Two FBI agents and 17 state and local officers compose a task force that for two years has been investigating the gang

The Associated Press via Times Record News

AUSTIN, Texas — Four men are awaiting trial on murder charges, and more than a dozen others have been sent to prison with federal drug convictions in what court documents show is a result of a crackdown by federal, state and local authorities on a gang born in Texas prisons.

FBI Special Agent Stephen Hause told the Austin American-Statesman in a story published Monday that two FBI agents and 17 state and local officers compose a task force that for two years has been investigating the gang. It’s one of the law enforcement group’s biggest cases in recent years.
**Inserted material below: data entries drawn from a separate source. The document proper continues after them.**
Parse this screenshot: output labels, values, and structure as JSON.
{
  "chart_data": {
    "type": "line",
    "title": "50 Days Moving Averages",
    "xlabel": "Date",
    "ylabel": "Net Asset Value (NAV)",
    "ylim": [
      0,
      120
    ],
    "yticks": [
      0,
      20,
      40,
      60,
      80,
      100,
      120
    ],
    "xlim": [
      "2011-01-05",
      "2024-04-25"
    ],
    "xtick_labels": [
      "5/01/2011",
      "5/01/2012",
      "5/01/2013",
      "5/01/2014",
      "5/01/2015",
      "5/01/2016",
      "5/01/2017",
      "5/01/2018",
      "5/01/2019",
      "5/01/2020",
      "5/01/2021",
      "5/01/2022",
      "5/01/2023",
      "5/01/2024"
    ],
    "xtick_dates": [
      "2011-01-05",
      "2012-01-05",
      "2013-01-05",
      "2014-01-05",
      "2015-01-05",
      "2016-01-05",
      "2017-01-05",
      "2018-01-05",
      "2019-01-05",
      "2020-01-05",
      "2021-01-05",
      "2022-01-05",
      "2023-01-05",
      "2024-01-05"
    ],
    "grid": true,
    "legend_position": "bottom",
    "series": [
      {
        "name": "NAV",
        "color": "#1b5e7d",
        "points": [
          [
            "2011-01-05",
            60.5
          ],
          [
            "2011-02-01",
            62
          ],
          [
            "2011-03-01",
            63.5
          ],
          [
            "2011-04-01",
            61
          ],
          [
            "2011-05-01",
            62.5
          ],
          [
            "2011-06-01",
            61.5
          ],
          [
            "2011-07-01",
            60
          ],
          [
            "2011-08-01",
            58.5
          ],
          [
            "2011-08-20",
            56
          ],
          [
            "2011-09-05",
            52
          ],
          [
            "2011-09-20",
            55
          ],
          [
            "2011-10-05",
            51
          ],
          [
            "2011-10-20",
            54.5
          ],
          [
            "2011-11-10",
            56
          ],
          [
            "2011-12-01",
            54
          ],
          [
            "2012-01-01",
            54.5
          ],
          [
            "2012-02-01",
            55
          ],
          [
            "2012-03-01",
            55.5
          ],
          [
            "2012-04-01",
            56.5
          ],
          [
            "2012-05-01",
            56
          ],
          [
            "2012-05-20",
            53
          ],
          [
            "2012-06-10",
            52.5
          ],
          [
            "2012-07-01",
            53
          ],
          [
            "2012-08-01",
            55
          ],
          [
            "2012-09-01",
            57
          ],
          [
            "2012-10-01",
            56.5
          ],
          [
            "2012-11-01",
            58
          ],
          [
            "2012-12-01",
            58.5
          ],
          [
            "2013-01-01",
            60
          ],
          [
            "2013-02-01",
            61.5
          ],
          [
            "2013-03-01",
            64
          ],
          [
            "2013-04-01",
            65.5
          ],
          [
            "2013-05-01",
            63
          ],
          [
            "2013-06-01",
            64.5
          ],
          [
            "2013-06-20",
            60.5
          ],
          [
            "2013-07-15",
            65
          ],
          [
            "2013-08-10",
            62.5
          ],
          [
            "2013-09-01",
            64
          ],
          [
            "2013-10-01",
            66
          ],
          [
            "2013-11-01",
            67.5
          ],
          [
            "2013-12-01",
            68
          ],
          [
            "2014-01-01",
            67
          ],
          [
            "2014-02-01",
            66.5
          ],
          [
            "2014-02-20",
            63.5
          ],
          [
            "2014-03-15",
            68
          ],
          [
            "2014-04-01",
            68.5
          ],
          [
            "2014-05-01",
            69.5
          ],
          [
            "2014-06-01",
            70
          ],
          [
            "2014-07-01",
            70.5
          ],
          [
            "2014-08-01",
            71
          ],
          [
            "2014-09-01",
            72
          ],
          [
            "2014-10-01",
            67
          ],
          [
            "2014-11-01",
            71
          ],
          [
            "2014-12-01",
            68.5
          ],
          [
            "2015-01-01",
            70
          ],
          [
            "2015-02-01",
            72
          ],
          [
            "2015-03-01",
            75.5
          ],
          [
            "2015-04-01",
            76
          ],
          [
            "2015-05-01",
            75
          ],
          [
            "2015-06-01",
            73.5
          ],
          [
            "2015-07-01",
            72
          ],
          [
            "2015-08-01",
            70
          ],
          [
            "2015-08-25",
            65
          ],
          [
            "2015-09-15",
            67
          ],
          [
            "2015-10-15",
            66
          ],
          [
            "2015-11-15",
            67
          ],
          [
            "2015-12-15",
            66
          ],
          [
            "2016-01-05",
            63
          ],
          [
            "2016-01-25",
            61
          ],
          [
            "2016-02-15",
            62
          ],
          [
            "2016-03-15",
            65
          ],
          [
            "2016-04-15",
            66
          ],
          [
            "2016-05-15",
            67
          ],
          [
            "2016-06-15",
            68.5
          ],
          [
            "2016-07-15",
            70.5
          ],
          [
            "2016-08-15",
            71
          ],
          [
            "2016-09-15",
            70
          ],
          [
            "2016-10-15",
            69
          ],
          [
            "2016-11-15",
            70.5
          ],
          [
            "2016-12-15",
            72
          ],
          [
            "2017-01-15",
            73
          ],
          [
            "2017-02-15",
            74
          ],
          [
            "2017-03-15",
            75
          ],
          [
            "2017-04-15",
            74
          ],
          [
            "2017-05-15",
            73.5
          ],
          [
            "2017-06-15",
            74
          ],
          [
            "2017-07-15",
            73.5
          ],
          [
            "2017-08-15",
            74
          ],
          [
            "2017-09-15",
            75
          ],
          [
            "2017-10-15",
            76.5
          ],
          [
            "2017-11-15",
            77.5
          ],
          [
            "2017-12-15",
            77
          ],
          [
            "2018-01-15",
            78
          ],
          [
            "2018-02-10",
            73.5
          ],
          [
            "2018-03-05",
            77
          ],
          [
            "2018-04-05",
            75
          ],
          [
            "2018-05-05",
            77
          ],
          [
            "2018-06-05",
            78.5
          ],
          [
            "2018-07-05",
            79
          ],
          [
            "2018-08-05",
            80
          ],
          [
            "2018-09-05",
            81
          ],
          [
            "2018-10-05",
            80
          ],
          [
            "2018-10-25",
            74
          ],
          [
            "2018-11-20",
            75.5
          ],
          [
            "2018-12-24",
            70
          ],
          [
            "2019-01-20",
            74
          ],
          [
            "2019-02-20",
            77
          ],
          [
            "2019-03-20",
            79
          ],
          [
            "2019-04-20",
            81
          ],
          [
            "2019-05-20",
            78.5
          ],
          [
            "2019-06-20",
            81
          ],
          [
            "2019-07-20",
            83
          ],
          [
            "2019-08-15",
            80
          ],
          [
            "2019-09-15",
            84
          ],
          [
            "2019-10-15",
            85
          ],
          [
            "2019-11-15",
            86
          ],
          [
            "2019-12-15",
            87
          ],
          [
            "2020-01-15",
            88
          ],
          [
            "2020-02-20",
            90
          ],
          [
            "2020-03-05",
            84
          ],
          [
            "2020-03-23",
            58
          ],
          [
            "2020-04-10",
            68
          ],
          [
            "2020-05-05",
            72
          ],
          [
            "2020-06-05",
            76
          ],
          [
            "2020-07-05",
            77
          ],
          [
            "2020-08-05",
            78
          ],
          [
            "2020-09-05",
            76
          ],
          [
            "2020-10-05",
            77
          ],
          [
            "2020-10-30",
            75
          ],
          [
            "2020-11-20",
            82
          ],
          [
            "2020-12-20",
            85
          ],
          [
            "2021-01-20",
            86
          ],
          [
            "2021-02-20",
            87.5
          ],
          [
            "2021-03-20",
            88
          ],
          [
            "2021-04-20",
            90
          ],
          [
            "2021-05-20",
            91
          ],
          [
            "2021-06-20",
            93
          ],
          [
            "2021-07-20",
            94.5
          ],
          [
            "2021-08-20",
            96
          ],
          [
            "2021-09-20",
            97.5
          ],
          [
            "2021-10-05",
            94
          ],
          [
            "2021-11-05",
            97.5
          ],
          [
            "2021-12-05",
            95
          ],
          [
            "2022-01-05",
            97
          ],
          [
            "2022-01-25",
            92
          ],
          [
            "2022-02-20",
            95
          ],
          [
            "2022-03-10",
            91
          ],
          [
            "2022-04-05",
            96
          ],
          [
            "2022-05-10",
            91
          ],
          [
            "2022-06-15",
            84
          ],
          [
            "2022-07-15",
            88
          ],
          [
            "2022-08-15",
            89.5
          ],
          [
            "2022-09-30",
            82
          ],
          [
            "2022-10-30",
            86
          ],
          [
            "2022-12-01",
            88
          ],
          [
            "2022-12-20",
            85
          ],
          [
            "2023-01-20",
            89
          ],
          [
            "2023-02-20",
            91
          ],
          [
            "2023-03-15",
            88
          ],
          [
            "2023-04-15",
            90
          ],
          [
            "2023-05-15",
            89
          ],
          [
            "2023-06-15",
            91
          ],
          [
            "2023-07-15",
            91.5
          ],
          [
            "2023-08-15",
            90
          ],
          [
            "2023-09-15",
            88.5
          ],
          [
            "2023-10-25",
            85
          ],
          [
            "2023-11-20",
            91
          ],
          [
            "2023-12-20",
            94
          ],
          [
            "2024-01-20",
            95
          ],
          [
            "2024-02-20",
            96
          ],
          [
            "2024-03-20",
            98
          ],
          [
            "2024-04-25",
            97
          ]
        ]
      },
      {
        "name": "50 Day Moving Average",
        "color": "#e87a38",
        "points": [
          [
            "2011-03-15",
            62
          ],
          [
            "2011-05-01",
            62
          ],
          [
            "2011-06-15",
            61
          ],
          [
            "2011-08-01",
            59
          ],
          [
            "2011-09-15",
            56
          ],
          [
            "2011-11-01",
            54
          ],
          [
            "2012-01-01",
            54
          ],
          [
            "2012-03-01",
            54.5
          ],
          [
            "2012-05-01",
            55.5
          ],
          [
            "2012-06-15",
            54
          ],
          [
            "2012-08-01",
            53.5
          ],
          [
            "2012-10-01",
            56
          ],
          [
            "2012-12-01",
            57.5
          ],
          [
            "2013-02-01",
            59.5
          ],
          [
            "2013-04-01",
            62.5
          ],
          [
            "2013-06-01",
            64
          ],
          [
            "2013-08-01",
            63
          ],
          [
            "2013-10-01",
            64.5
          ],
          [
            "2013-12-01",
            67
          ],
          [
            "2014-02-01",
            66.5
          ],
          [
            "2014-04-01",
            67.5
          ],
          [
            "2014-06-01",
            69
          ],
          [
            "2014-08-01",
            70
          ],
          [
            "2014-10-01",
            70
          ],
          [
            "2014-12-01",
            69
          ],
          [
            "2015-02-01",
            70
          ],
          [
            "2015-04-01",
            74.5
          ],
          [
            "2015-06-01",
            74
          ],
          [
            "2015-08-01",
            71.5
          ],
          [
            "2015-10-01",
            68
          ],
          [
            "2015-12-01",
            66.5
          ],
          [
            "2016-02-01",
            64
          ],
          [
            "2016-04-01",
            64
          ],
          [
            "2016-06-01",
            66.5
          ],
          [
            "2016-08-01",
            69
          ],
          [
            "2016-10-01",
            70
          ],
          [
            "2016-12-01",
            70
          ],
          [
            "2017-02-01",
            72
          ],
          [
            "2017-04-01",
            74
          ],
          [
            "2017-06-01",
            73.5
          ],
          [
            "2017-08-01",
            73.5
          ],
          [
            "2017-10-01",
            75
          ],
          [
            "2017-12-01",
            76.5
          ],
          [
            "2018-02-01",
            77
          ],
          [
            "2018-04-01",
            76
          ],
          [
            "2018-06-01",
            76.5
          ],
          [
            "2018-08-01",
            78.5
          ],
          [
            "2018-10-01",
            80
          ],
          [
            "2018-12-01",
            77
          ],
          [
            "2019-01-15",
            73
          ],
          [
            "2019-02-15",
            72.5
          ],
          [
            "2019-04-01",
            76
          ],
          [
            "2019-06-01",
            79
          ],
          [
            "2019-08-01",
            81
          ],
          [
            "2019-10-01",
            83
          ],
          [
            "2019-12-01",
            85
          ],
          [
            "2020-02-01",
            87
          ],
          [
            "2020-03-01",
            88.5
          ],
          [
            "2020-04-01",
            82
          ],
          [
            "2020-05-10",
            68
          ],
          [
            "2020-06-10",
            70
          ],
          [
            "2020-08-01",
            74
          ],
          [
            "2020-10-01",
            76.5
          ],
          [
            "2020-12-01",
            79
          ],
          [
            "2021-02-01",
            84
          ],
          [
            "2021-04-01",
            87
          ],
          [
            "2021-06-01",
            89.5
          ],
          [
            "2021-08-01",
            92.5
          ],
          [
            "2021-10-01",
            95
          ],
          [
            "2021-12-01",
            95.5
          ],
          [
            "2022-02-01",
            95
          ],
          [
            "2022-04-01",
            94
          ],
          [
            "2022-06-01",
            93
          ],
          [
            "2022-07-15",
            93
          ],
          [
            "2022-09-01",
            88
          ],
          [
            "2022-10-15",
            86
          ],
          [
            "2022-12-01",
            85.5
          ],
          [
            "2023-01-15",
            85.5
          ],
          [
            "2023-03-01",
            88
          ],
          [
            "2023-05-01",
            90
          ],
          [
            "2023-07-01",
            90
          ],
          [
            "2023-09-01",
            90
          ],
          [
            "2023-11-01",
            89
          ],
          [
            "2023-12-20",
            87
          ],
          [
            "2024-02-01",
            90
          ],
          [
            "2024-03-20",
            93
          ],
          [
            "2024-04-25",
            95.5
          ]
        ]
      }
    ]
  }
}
“If you let a group like (that) grow and prosper, it’s just a matter of time before the violence increases,” Hause told the newspaper. “In San Antonio, (they are) strong, and they control neighborhoods. ... There have been a lot of gang-related murders. ... We just hope not to let that happen here.”

A federal affidavit s hows investigators using taps on gang members’ phones caught a break in September 2010 when a conversation revealed plans to move a murder victim’s body. The information was passed to authorities in the Austin area who pulled over a pickup truck driven by two suspected gang members.

In the bed of the truck was the body of 35-yearold Walter Capello, of Lockhart. He’d been stabbed 63 times.

Authorities believe Capello was killed because gang members believed someone close to him had been working with police. Four men have been charged with his slaying.

“You are talking about people with skills in the drug trade, who are willing to do violence, acting as one unit,” Assistant U.S. Attorney Elizabeth Cottingham said. “You want to keep them from getting out of control.”

A 63-page affidavit with some details of the investigation was unsealed earlier this month after a federal judge sentenced 16 suspected gang members to prison. Nine of them have received sentences of at least 20 years.

Hause said it’s not clear whether the gang’s influence will continue to grow. Its ranks on the outside world are dependent on the release of members from Texas prisons, where the gang was formed in the 1980s to provide protection to those who join. Once outside, they deal in drugs, contract killings, prostitution, robbery, gambling and weapons. Its president, Heriberto Huerta, is serving life at a federal prison in Colorado but investigators believe he’s still able to give orders.

Authorities say the gang is bankrolled by a tax, known on the street as “the Dime,” which it imposes on drug dealers not affiliated with the gang.